As far as the American biologist is concerned, paleontology is also of great significance for the future generation of scientists. "I've been teaching a comparative vertebrate osteology (the study of the skeleton) course at the Chinese Academy of Sciences, which also attracted students from prestigious universities in China, like Peking University, Tsinghua University and the Chinese Geological University."
Over the course of a decade, word of Stidham's expertise has traveled far and wide. "I've helped train an entire generation of Chinese paleontologists and I work with students around the world. At the same time, I enjoy doing science popularization work for children," the expat continued.
He pours a lot of effort into promoting the public's engagement with science in Beijing. This work has so far included outlining, organizing and guiding "dinosaur expert" tours for students and families, and even setting up an overnight dinosaur program for families at the Palaeozoological Museum of China.
"For many children, dinosaurs and fossils are what start them on their pathway to becoming a scientist," Stidham said, citing himself as an example. When he was just 3, his father gave him a dinosaur-themed book, which sparked his interest in the extinct giants. "The funny thing is that I actually met the author of that book many years later while attending my first professional paleontology meeting," he said.
He grew up in the American state of Texas. "When I got a little older, I started to observe the rocks and look for fossils on the playground. I even uncovered my first new species when I was 10. So it has been a lifelong passion for me to be engaged in the natural world," he added. These early experiences are part of what makes him deeply committed to ignite children's passion for science. And his efforts have proved effective.
Last summer, he ran a few insect programs out in the hills surrounding Beijing, introducing children to the great diversity of insects in the natural world. Almost one year later, he is still getting videos and photos from their parents on Weixin, one of China's most popular super apps, asking him questions about insects they've just caught or sharing their happy moments with tiny creatures of nature, and expressing their willingness to join him on his next educational venture.

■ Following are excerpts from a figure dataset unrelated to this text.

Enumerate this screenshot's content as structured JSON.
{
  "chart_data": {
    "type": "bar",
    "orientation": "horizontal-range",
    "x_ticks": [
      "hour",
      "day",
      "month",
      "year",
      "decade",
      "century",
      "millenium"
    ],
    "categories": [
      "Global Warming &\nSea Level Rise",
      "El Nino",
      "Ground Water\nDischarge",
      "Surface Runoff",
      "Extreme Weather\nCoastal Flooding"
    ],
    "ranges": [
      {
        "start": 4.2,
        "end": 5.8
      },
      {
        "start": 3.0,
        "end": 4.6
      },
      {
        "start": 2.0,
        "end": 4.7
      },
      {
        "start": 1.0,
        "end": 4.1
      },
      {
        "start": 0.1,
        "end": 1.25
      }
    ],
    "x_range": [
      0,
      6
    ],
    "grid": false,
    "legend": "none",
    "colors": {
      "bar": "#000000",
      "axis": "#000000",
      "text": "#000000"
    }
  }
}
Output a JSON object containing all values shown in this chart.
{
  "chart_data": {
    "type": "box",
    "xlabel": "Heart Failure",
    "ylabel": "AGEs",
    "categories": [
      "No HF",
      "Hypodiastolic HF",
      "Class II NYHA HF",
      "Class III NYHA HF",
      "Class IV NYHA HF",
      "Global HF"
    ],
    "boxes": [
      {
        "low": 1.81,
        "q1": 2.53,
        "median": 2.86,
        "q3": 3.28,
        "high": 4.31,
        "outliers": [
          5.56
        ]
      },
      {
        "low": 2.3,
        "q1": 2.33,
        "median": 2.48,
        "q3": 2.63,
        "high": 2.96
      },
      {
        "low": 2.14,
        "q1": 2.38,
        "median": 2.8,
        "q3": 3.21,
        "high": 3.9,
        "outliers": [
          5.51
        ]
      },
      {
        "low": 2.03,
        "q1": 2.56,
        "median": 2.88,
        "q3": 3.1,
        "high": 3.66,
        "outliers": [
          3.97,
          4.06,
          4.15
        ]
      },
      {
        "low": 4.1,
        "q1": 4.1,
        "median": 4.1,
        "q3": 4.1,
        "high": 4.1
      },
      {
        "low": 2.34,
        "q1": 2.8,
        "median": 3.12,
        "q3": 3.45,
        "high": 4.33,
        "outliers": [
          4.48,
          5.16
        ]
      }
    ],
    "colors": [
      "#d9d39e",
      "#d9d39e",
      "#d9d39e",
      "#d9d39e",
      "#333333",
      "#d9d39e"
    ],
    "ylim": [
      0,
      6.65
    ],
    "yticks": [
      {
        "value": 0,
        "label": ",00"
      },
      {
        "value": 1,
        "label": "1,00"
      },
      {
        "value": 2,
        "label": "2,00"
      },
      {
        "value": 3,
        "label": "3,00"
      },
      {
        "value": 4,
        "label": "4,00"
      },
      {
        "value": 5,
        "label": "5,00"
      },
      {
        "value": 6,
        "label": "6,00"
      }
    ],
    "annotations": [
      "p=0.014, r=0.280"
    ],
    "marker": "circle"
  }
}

Stidham considers the program's lingering impact a great accomplishment because it generated an enthusiasm that extended from one day to one month, then from one month to one year, and perhaps may even span a lifetime. "We need more trained, energetic scientists from all backgrounds," the biologist added.
While a book or a Jurassic Park movie might temporarily pique a child's interest, Stidham firmly believes that active research scientists need to play a more significant role in communicating not only the knowledge of science but also the passion for science to capture the public's imagination.
"I want to show them how to turn their science daydreams into a reality," he concluded.